Four wires are made from the same material. Which wire has the lowest resistance?
A. Length of wire/cm$-20$, Diameter of wire/mm$-0.20$
B. Length of wire/cm$-20$, Diameter of wire/mm$-0.40$
C. Length of wire/cm$-40$, Diameter of wire/mm$-0.20$
D. Length of wire/cm$-40$, Diameter of wire/mm$-0.40$

Answer 1

Hint: To solve this question we will use the formula of resistance that gives a relation between the area of the wire, the length of the wire and the corresponding resistance. According to the formula resistance is directly proportional to the length of the wire and is inversely proportional to the area of the diameter.

Complete answer:
Let us first write down the formula for resistance of a wire:
$R=\rho \dfrac{l}{A}$
Here, $\rho $ is the resistivity of the wire, $l$ is the length of the wire and $A$ is the cross-sectional area of the wire.
We know that the cross sectional of a wire in terms of the diameter of the wire is:
$A=\pi \dfrac{{{d}^{2}}}{4}$
If we substitute the value of cross-sectional are in the equation of resistance, then we would get:
$R=\dfrac{4\rho l}{\pi {{d}^{2}}}$
On observing the equation, we can conclude that:
$R\propto l$
And,
$R\propto \dfrac{1}{{{d}^{2}}}$
This means that the wire with lowest resistance must have the lowest length of the wire and the highest magnitude of diameter. If we check the options, we can see that the correct choice must be the wire which has length of wire/cm$-20$ and Diameter of wire/mm$-0.40$.

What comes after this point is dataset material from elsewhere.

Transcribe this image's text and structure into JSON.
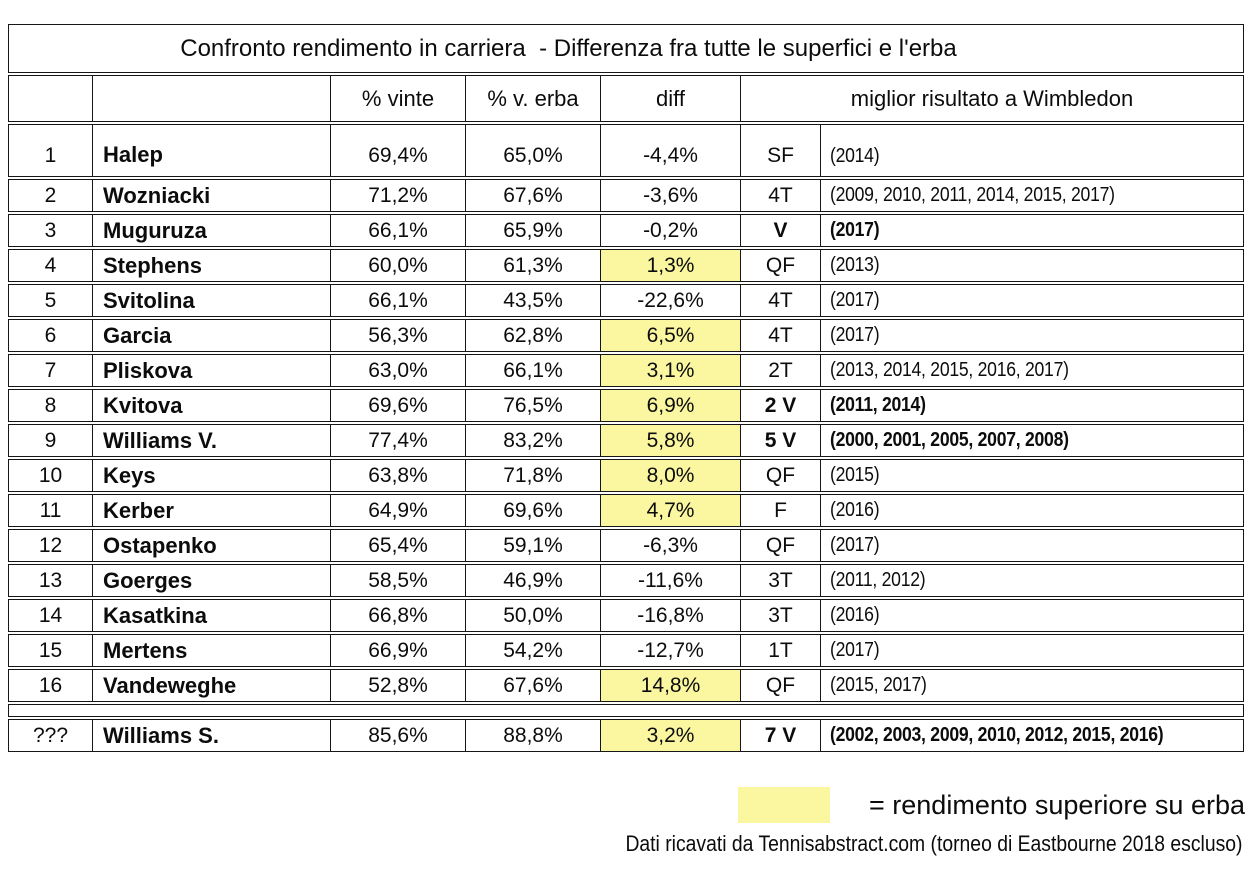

So, the correct answer is “Option B”.

Note: Resistance of a wire is the property by which it tries to oppose the flow of electric current through the wire when a voltage difference is applied to it. If the wires are made up of the same material then they will have the same value of resistivity. The factors that decide which wire would have a higher or lower resistivity are length and the area of the wires.